DISCLAIMER: THIS POST IS OBVIOUSLY TARGETED AT A VERY SPECIFIC DEMOGRAPHIC OF RELATIVELY PRIVILEGED FOLKS. BUT I FIGURED I’TS REALLY IMPORTANT TO TALK ABOUT OUR (AGAIN, PRIVILEGED) RELATIONSHIP WITH CONSUMPTION ANYWAY! ALSO, YES THERE ARE BIG SYSTEM SOLUTIONS TO REDUCING CONSUMPTION AND YES REDUCING CONSUMPTION ON A BEYOND-INDIVIDUAL (I.E. INDUSTRY) SCALE IS ARGUABLY MORE IMPORTANT, BUT HAVING A HEALTHY RELATIONSHIP WITH CONSUMPTION AND NAVIGATING THAT IS SOMETHING THAT I PERSONALLY STRUGGLED WITH IN MY JOURNEY TOWARDS SUSTAINABILITY, SO HOPEFULLY THIS HELPS SOME OF YOU OUT THERE!
Consumption is about more than just literally consuming “stuff.” You consume all the tie, most especially on social media. Think about the ads you receive, via corporations, and via people you follow. Think about the messages you hear. How much of that is mindless, or negatively contributing to your wellbeing? Of course, some of it is unavoidable. But you can control some of that by cleansing your feed. Follow people you *actually* want to follow, and people who aren’t tell you to buy stuff all the time. (Seriously, you don’t need it.)
Meaningfully spend your time on social media. Be aware of the sort of influences it’s having on your mindset, beliefs, energy, and emotions, and regulate that as you desire so that you come away with a positive experience.
It took me a long time to unlearn this, because all my life I’ve been taught that I need to have what other people have around me. This may be clichéd to you at this point, but you’ll be surprised when you think about how subtly it can affect you. Think about what makes you buy things. Do you *really* want that, or is it because people around you have that?
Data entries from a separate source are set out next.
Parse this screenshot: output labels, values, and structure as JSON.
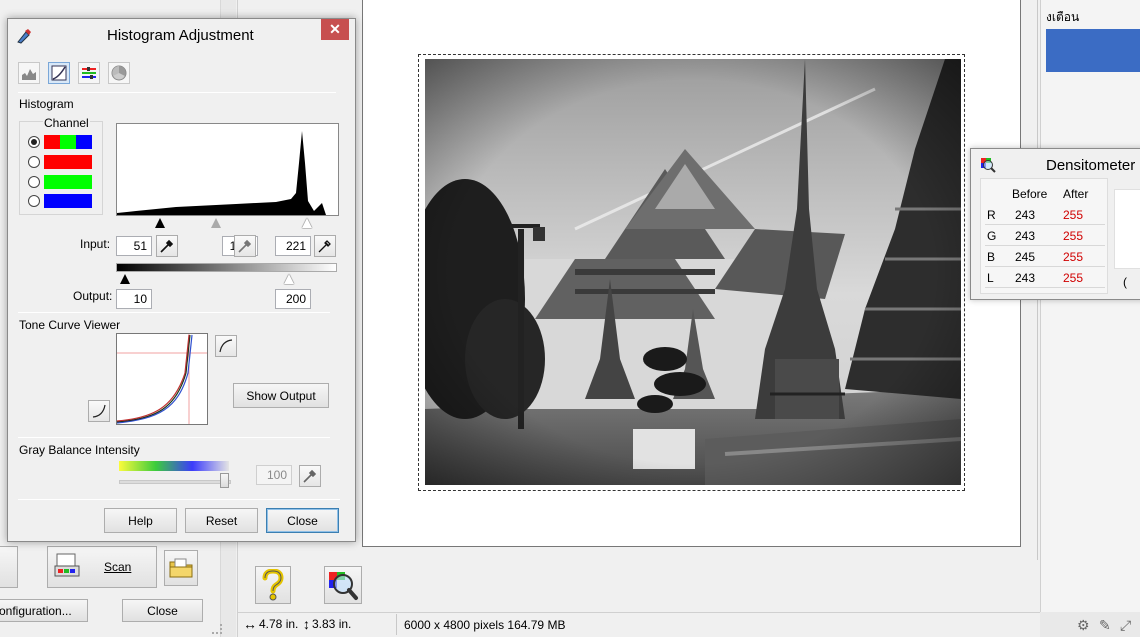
{
  "histogram": {
    "title": "Histogram Adjustment",
    "section_histogram": "Histogram",
    "channel_label": "Channel",
    "channels": [
      {
        "id": "rgb",
        "selected": true
      },
      {
        "id": "red",
        "selected": false
      },
      {
        "id": "green",
        "selected": false
      },
      {
        "id": "blue",
        "selected": false
      }
    ],
    "input_label": "Input:",
    "input_shadow": "51",
    "input_gamma": "1.42",
    "input_highlight": "221",
    "output_label": "Output:",
    "output_low": "10",
    "output_high": "200",
    "section_tone": "Tone Curve Viewer",
    "show_output": "Show Output",
    "section_gray": "Gray Balance Intensity",
    "gray_value": "100",
    "help": "Help",
    "reset": "Reset",
    "close": "Close"
  },
  "densitometer": {
    "title": "Densitometer",
    "col_before": "Before",
    "col_after": "After",
    "rows": [
      {
        "ch": "R",
        "before": "243",
        "after": "255"
      },
      {
        "ch": "G",
        "before": "243",
        "after": "255"
      },
      {
        "ch": "B",
        "before": "245",
        "after": "255"
      },
      {
        "ch": "L",
        "before": "243",
        "after": "255"
      }
    ],
    "partial_char": "("
  },
  "main": {
    "scan_label": "Scan",
    "configuration_label": "onfiguration...",
    "close_label": "Close",
    "thai_text": "งเตือน",
    "status_width": "4.78 in.",
    "status_height": "3.83 in.",
    "status_info": "6000 x 4800 pixels 164.79 MB"
  },
  "colors": {
    "red": "#ff0000",
    "green": "#00ff00",
    "blue": "#0000ff",
    "accent_blue": "#3b6cc4",
    "value_red": "#d00000"
  }
}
I realised that I cut out a lot of unnecessary consumption by simply finding out what I really wanted, independent of trends. Now I’m not saying I’m a minimalist, I’m just saying that I reduced the amount I consume by figuring between what I need and what I want.
In our very capitalistic society, we’re made to think that all we can do is consume. Once we’re free of our responsibilities, like work, or school, we consume. Of course, some of that is essential, but are there ways to be happy without (lots of) money? Are there ways to be happy without consuming (as much)? What influences what makes you happy? Are you really happy by consuming/consuming the experiences you do now? What actually makes you happy? Is materialism (aka things and having things) tied to your self-worth and happiness?
Thinking about these questions and trying these activities actually made me want to buy things less, because I realised purchasing wasn’t actually making me happy, it was the life I was looking for.
(adapted from “Humanity is more important than money – it’s time for capitalism to get an upgrade,” Andrew Yang)
SUSTAINABILITY ISN’T SOMETHING YOU CAN BUY.
Conscious consumerism is important. Buying ethically and sustainably where you can is important. Especially if you can afford to do so, it’s something you should look into. But sustainability is a mindset.
You don’t have to buy that ethical alternative, you don’t have to buy that product to be able to have more sustainable habits. Sure, you’re welcome to support good businesses if you’d like, but do you have to buy it? Can you repurpose something from your home, something you already have? Can you purchase it secondhand? Can you rent it?
Do you even need it to begin with?
Quoting Aditi Mayer, a sustainable fashion and travel advocate and visual journalist, who said this on a panel very recently: “The West has made us think that sustainability is something you have to buy. When I think about sustainability, I think about that elderly man walking down the street who has had the same tote for the last twelve years. I think about my family that has lived frugally our whole lives by virtue of being a low-income family.
The most sustainable thing that you and I own is what’s already in your closet. When we push the idea that sustainability is simply the current market of high-end goods, we risk turning our solutions into capitalistic endeavors restricted to only higher socio-economic classes.
Sustainability is a lifestyle––and communities of color and indigenous communities have always been at the frontlines of sustainability in terms of our lifestyle.”
ON THAT NOTE, OWNERSHIP IS OVERRATED.
Ever heard of sharing? Borrowing? Every time you think that you need to bu something, especially if you need it for one occasion only, think about ways you can prevent purchasing. And even if you need it for more than one occasion, do you have to own it? Can you ask around if someone else has it?
On that note, creating a community is important. How can you encourage people around you (school, workplace, family, etc.) to share rather than each having to purchase the same item?